Among Topping’s other books and pamphlets is her debut children’s collection The New Generation. Reading this pamphlet, I wonder how blurred the boundaries are – or should be – between ‘children’s’ and ‘adult’. Of course, clarity and immediacy are expected in the former, but Topping reminds us that in fact, they’re hardly an enemy of intelligence or depth in all poetry. Frost isn’t trying to make us scratch our heads in ‘Walking By Woods on a Snowy Evening’. He wants to surprise us, delight us, fill us with curiosity about everything being left unsaid in the scene he describes. For the reader, the delight is in becoming like a child ourselves, full of so many questions that we’re bursting.

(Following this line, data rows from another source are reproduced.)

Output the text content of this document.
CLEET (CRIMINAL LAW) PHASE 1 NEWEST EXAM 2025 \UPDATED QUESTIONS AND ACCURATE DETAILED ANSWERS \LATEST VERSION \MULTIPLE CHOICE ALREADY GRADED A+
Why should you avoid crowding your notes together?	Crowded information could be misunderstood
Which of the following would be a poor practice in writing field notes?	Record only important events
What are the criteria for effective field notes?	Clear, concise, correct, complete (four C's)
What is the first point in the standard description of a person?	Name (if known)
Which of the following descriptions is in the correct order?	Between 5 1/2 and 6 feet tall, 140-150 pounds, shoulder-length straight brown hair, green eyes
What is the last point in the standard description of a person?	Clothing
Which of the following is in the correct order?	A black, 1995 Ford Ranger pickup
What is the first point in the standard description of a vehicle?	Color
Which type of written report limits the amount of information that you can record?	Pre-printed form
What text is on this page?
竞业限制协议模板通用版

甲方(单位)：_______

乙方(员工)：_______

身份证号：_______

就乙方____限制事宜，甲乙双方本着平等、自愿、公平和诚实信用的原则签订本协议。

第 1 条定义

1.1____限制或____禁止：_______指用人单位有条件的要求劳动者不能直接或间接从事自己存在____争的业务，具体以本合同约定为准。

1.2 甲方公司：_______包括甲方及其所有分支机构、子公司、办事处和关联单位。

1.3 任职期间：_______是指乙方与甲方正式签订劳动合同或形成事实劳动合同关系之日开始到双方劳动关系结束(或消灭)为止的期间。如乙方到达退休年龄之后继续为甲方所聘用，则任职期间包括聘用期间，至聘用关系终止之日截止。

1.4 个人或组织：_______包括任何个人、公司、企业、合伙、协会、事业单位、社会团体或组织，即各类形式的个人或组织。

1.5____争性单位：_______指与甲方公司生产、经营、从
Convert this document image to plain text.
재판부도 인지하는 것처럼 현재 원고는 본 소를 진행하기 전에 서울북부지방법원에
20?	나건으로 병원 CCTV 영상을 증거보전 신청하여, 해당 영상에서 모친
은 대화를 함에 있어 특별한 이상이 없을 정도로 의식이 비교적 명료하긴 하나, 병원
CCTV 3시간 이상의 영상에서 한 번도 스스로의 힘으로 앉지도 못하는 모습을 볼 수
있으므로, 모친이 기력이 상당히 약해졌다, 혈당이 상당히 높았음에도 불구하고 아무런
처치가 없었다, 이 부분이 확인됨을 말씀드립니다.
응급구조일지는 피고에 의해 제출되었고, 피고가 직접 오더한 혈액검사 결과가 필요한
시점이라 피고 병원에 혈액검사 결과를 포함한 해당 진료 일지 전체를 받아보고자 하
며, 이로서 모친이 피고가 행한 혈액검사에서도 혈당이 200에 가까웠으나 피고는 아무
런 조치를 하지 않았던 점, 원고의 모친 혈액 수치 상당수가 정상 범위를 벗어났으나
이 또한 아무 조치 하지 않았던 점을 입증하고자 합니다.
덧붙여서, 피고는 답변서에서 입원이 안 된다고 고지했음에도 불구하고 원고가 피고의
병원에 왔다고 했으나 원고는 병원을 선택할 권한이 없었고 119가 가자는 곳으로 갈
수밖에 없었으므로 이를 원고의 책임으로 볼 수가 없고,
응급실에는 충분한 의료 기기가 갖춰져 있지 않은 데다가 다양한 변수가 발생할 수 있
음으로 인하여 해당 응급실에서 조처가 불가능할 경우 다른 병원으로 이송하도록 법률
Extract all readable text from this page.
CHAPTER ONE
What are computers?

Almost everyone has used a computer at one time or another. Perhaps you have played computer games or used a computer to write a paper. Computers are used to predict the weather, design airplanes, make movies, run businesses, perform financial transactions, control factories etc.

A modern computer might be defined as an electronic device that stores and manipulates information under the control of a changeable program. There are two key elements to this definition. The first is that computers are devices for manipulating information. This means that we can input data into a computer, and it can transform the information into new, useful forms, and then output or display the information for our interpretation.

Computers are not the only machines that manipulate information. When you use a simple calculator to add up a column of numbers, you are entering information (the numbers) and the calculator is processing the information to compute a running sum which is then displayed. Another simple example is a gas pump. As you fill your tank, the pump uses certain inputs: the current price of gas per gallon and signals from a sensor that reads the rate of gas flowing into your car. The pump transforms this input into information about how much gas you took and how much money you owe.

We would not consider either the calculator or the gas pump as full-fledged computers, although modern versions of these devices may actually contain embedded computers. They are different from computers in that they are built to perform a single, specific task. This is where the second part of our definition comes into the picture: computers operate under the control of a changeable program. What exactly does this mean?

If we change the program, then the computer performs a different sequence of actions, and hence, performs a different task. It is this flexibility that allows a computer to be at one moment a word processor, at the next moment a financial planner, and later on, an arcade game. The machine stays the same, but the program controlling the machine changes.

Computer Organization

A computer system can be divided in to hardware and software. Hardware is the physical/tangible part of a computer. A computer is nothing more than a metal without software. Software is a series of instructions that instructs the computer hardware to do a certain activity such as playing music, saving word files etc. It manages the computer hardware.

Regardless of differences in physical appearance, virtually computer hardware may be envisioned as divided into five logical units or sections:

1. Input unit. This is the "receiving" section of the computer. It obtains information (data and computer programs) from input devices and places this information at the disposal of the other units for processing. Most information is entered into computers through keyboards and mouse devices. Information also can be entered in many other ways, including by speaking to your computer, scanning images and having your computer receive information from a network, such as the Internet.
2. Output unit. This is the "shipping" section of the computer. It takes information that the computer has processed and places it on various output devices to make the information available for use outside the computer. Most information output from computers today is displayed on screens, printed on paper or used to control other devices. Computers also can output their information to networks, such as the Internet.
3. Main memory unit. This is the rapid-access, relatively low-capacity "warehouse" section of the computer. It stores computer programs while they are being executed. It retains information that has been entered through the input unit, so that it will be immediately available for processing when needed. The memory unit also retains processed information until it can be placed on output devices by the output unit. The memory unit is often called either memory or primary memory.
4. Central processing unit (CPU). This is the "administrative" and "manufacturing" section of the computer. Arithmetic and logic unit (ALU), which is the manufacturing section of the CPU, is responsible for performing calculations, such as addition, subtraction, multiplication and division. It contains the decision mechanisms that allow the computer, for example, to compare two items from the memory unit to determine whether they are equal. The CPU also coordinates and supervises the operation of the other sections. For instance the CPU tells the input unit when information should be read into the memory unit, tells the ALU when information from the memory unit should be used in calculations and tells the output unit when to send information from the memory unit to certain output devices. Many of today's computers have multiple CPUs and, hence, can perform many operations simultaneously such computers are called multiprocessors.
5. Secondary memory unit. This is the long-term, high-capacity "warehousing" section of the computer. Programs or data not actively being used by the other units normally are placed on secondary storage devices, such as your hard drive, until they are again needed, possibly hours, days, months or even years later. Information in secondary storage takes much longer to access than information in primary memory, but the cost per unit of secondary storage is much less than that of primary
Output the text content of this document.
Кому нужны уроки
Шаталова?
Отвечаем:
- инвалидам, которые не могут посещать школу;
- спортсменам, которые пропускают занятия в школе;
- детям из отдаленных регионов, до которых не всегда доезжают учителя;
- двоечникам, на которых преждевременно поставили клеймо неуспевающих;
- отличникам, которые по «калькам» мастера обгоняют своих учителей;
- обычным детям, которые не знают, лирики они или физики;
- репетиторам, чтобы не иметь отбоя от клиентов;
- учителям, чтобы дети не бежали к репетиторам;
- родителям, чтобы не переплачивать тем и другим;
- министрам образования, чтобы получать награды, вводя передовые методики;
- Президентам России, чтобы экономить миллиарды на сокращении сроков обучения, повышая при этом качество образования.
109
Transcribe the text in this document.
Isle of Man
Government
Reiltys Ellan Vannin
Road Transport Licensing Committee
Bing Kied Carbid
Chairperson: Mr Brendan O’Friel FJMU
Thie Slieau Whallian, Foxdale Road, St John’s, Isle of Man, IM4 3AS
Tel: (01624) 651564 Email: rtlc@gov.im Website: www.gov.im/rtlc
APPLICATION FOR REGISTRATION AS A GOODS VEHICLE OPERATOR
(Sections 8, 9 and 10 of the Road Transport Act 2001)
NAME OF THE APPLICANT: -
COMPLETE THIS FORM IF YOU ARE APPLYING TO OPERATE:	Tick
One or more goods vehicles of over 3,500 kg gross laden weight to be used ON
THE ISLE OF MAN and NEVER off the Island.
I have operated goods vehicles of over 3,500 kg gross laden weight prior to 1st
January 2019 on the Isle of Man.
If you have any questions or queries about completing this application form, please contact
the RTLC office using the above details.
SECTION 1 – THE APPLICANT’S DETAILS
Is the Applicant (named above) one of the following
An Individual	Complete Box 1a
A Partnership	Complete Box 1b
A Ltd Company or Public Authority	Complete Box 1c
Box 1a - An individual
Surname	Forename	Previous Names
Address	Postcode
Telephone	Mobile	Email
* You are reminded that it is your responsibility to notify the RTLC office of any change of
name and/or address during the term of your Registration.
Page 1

If the poems in I Sing Of Bricks aren’t wilfully obscure, they’re certainly wilfully determined: to sit among poems like Frost’s, which reach the intellect, but only as a rest-stop on their way towards the heart. Poetically speaking, Topping has taken that road not travelled often enough. So, whether you love poetry already, or wouldn’t normally touch it with a barge pole, that makes her very worth reading.